The Last of England is a first for the Barber

Visitors this New Year will be greeted by three of the greatest paintings from the collection usually on display at Birmingham Museum and Art Gallery.

The trio of internationally significant masterpieces have been lent by Birmingham Museums Trust for a two-year period to the Barber – where they will hang among our own collection.

The Last of England, painted in 1855 by the leading Pre-Raphaelite artist Ford Madox Brown, is one of Birmingham’s most iconic cultural treasures, and a masterwork of Victorian painting. A young family are huddling together on an open boat as they depart English shores – represented by the White Cliffs of Dover – for a new life abroad.

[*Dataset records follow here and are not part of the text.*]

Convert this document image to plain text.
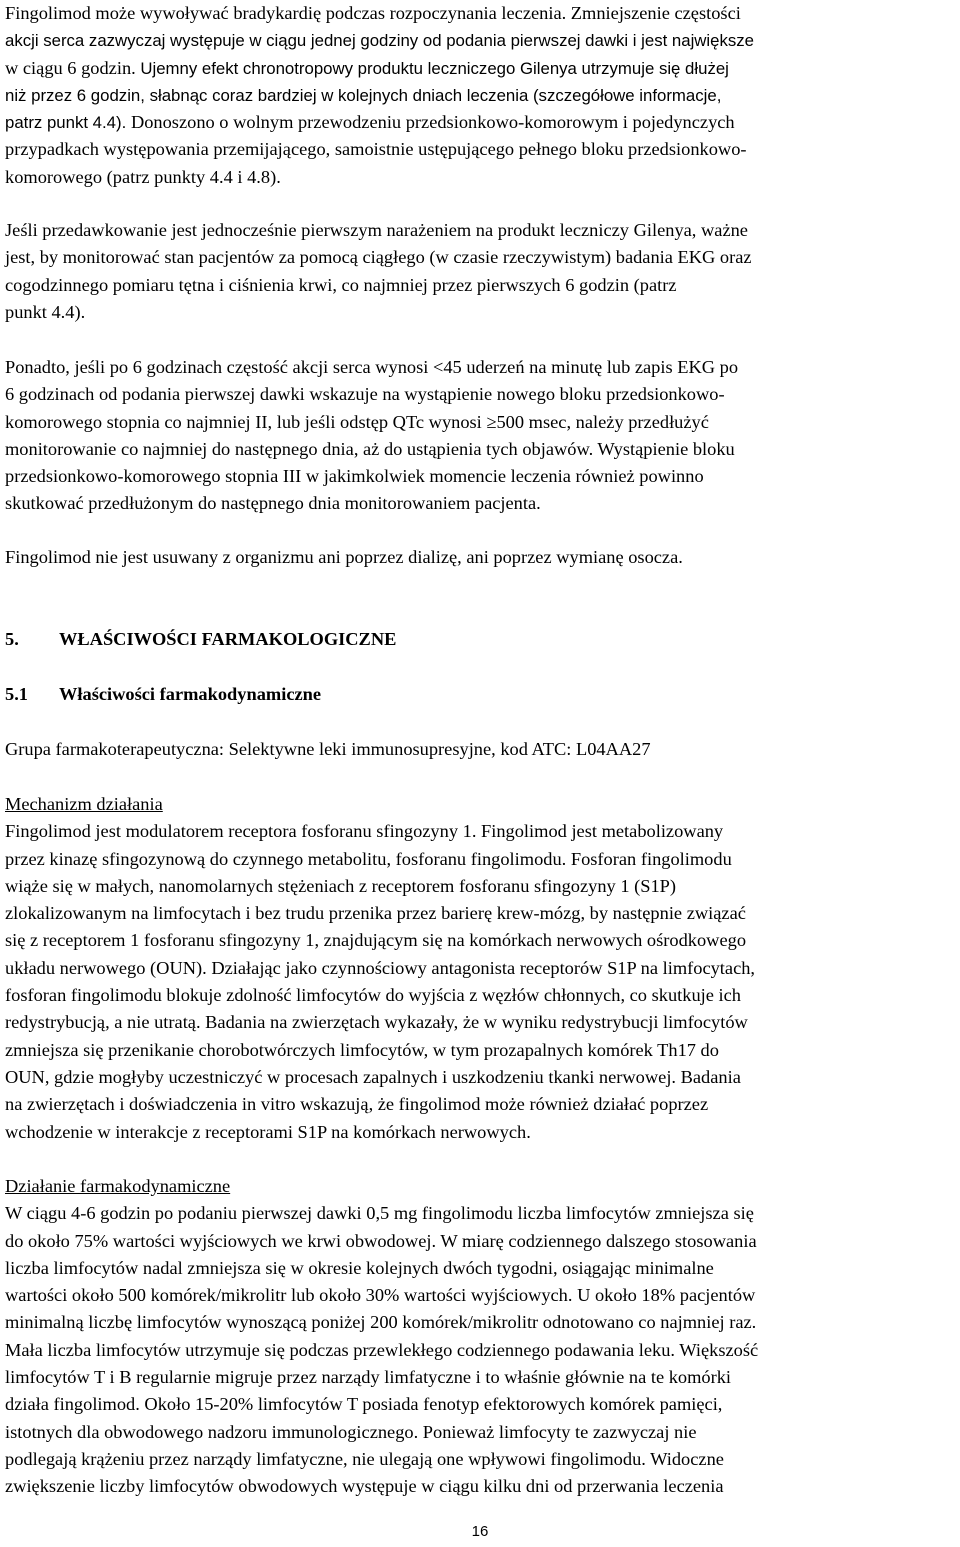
Fingolimod może wywoływać bradykardię podczas rozpoczynania leczenia. Zmniejszenie częstości
akcji serca zazwyczaj występuje w ciągu jednej godziny od podania pierwszej dawki i jest największe
w ciągu 6 godzin. Ujemny efekt chronotropowy produktu leczniczego Gilenya utrzymuje się dłużej
niż przez 6 godzin, słabnąc coraz bardziej w kolejnych dniach leczenia (szczegółowe informacje,
patrz punkt 4.4). Donoszono o wolnym przewodzeniu przedsionkowo-komorowym i pojedynczych
przypadkach występowania przemijającego, samoistnie ustępującego pełnego bloku przedsionkowo-
komorowego (patrz punkty 4.4 i 4.8).
Jeśli przedawkowanie jest jednocześnie pierwszym narażeniem na produkt leczniczy Gilenya, ważne
jest, by monitorować stan pacjentów za pomocą ciągłego (w czasie rzeczywistym) badania EKG oraz
cogodzinnego pomiaru tętna i ciśnienia krwi, co najmniej przez pierwszych 6 godzin (patrz
punkt 4.4).
Ponadto, jeśli po 6 godzinach częstość akcji serca wynosi <45 uderzeń na minutę lub zapis EKG po
6 godzinach od podania pierwszej dawki wskazuje na wystąpienie nowego bloku przedsionkowo-
komorowego stopnia co najmniej II, lub jeśli odstęp QTc wynosi ≥500 msec, należy przedłużyć
monitorowanie co najmniej do następnego dnia, aż do ustąpienia tych objawów. Wystąpienie bloku
przedsionkowo-komorowego stopnia III w jakimkolwiek momencie leczenia również powinno
skutkować przedłużonym do następnego dnia monitorowaniem pacjenta.
Fingolimod nie jest usuwany z organizmu ani poprzez dializę, ani poprzez wymianę osocza.
5. WŁAŚCIWOŚCI FARMAKOLOGICZNE
5.1 Właściwości farmakodynamiczne
Grupa farmakoterapeutyczna: Selektywne leki immunosupresyjne, kod ATC: L04AA27
Mechanizm działania
Fingolimod jest modulatorem receptora fosforanu sfingozyny 1. Fingolimod jest metabolizowany
przez kinazę sfingozynową do czynnego metabolitu, fosforanu fingolimodu. Fosforan fingolimodu
wiąże się w małych, nanomolarnych stężeniach z receptorem fosforanu sfingozyny 1 (S1P)
zlokalizowanym na limfocytach i bez trudu przenika przez barierę krew-mózg, by następnie związać
się z receptorem 1 fosforanu sfingozyny 1, znajdującym się na komórkach nerwowych ośrodkowego
układu nerwowego (OUN). Działając jako czynnościowy antagonista receptorów S1P na limfocytach,
fosforan fingolimodu blokuje zdolność limfocytów do wyjścia z węzłów chłonnych, co skutkuje ich
redystrybucją, a nie utratą. Badania na zwierzętach wykazały, że w wyniku redystrybucji limfocytów
zmniejsza się przenikanie chorobotwórczych limfocytów, w tym prozapalnych komórek Th17 do
OUN, gdzie mogłyby uczestniczyć w procesach zapalnych i uszkodzeniu tkanki nerwowej. Badania
na zwierzętach i doświadczenia in vitro wskazują, że fingolimod może również działać poprzez
wchodzenie w interakcje z receptorami S1P na komórkach nerwowych.
Działanie farmakodynamiczne
W ciągu 4-6 godzin po podaniu pierwszej dawki 0,5 mg fingolimodu liczba limfocytów zmniejsza się
do około 75% wartości wyjściowych we krwi obwodowej. W miarę codziennego dalszego stosowania
liczba limfocytów nadal zmniejsza się w okresie kolejnych dwóch tygodni, osiągając minimalne
wartości około 500 komórek/mikrolitr lub około 30% wartości wyjściowych. U około 18% pacjentów
minimalną liczbę limfocytów wynoszącą poniżej 200 komórek/mikrolitr odnotowano co najmniej raz.
Mała liczba limfocytów utrzymuje się podczas przewlekłego codziennego podawania leku. Większość
limfocytów T i B regularnie migruje przez narządy limfatyczne i to właśnie głównie na te komórki
działa fingolimod. Około 15-20% limfocytów T posiada fenotyp efektorowych komórek pamięci,
istotnych dla obwodowego nadzoru immunologicznego. Ponieważ limfocyty te zazwyczaj nie
podlegają krążeniu przez narządy limfatyczne, nie ulegają one wpływowi fingolimodu. Widoczne
zwiększenie liczby limfocytów obwodowych występuje w ciągu kilku dni od przerwania leczenia
16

The subject was inspired by the emigration of a fellow Pre-Raphaelite, the sculptor Thomas Woolner, who set out for Australia’s goldfields in 1852. The models for the main figures were the artist himself and his wife Emma, while tiny hand emerging from the woman’s shawl is that of their own baby.  Circular in format, and painted with an almost hallucinatory attention to detail, the effect is like staring through a telescope into a vividly observed moment of reality.

Following the second national lockdown in November 2020, it was announced that the city-centre museum and Council House complex needed completely rewiring – a project expected to continue through to 2023/4, with a partial reopening of the gallery planned for April 2022.  For the work to take place, over 36,000 items of Birmingham’s collections have been moved into safe storage.

Curators at the city-centre museum generously suggested that a few of these works could be displayed at the Barber. Alongside The Last of England, two other paintings – which together span 400 years of art history – were selected. The monumental Erminia and the Shepherd, painted around 1620 by leading Bolognese painter Guercino, imagines a dramatic encounter between a young princess and a ragged old shepherd, based on Italian poet Tasso’s epic, Jerusalem Delivered. Contrasting in scale and style is The Man of Sorrows, a tiny panel by the Flemish painter Petrus Christus from around 1450. This visionary image of Christ displaying the wounds of his torture and crucifixion is as intense in its way as the Madox Brown, and would have been used for private prayer and devotion.

The Last of England and Erminia and the Shepherd are now on display in the Barber’s blue and red galleries respectively. The Man of Sorrows is due to be installed shortly in a display case at the end of the red gallery.